Ray Clark 10/18 ... "The attached image show "tomellinensis" in spike and hopefully flowering soon, why I am I posting this one?
According to the DVD it is NYP and to back that up I don't see a mention of it on the taxon list either. I personally am unsure what steps need to be taken to get this one published, I can only add that it is ex Derek, ex Renate. Is anyone else growing this plant?"
Len Colgan ... "I have a pair of them."
Chris Larson ... "Yes I have this one. From Europe directly.
The steps to publish is in the hands of those qualified to publish. Renates passing means this one may never be described, under this name or another. The name is not a legitimate name & therefore not in Taxon. This is the same situation as T. cocoensis which is sold all over the world under this name but it is not recognised – sort of like using cv names which are not registered. But at least Derek has documented it on the disc so that we have a reference to locality. Will another taxonomist take on describing it under this name or another, or not? Big question."
Derek Butcher ... "There is a 'Cocoensis' (Cultivar name) in the BCR and there is an article pending in Die Bromelie to explain things to the Germans. It seems tomellinensis may be destined to the same fate. Eric Gouda isn't growing it so there seems little chance it will be named under the ICN rules. It seems linked to T. hammeri and could even be lumped there by botanists
We await flowering by Ray."
Tillandsia 'Tomellinensis' by Derek Butcher November 2018
In October 2002 Renate gave me a plant with this name via a batch that Len Colgan had imported. It first flowered for me in December 2015. I gave a piece to Ray Clark and because of his tender care it flowered in 2018. It is growing in at least 2 places in Adelaide (the other being Len Colgan’s) so it must like living in Adelaide. Regrettably Renate did not get around to publishing this plant and it is possible that current taxonomists may treat it as a variable Tillandsia hammeri. Therefore I have decided to record the name as a cultivar in the Bromeliad Cultivar Register.
It was found in Mexico, State of Pueblo, near the border of Oaxaca, on the road between Tehuacan and Oaxaca near Calipan, 2000m. alt, terrestrial on rocks upstream about 8km by H. Gieseke in 1988. It flowered in April 2000 in collection of Renate Ehlers.

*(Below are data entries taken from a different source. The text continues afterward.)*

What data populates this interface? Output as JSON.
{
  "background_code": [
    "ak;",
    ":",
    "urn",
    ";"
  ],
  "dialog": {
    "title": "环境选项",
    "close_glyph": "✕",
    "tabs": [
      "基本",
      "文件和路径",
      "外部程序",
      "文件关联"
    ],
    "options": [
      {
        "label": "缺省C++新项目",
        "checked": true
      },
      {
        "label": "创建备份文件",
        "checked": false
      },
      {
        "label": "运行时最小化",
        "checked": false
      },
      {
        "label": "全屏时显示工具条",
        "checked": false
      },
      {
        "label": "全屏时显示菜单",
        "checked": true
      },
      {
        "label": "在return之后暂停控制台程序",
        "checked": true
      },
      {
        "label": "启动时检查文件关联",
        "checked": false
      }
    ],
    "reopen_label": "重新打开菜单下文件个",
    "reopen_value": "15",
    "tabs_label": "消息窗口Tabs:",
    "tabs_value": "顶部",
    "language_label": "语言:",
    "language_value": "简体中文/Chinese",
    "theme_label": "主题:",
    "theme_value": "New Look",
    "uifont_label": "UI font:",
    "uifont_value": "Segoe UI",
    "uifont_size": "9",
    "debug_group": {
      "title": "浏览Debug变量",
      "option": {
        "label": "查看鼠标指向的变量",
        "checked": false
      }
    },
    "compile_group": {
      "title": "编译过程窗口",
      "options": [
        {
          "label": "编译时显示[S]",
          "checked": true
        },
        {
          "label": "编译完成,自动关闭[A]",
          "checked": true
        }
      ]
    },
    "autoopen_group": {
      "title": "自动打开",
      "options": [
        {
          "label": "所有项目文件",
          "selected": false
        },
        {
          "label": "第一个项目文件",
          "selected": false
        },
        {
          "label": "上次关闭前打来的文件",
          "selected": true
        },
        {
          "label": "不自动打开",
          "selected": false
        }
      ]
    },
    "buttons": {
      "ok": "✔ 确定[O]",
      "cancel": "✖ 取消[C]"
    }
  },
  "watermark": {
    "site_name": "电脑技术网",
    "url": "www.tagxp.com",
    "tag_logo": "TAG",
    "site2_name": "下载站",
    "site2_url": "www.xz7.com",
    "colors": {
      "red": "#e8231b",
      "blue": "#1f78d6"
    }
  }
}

It differs from T. hammeri in Plant smaller and secund, not narrow and erect. Leaves greener and substantially shorter. Sheath shorter and distinct, outside green, inside light brown, not both sides deep dark brown. Inflorescence shorter, more compact and wider, with few very broadened long spikes. Primary bract not longer than the spike, hardly half as long. Floral bract exceeds the sepal, longer (to 2.3cm compared to 1.5cm), broader, clearly keeled, glabrous, lacquered red with lepidote tip, the edges and top portion with winged large asymmetric trichomes not green red and uniformly dense fine white lepidote.
Plant in Australia stemless, forming clumps, single plant flowering 25-35 cm high, forming an erect often secund rosette, Leaves to 30cm long, narrow triangular.
Inflorescence of 1 spike to 10 cm long, Floral bracts 2 – 2.3 cm long, carmine – red, glabrous, shiny lacquered, the tip dense fine pruinose lepidote.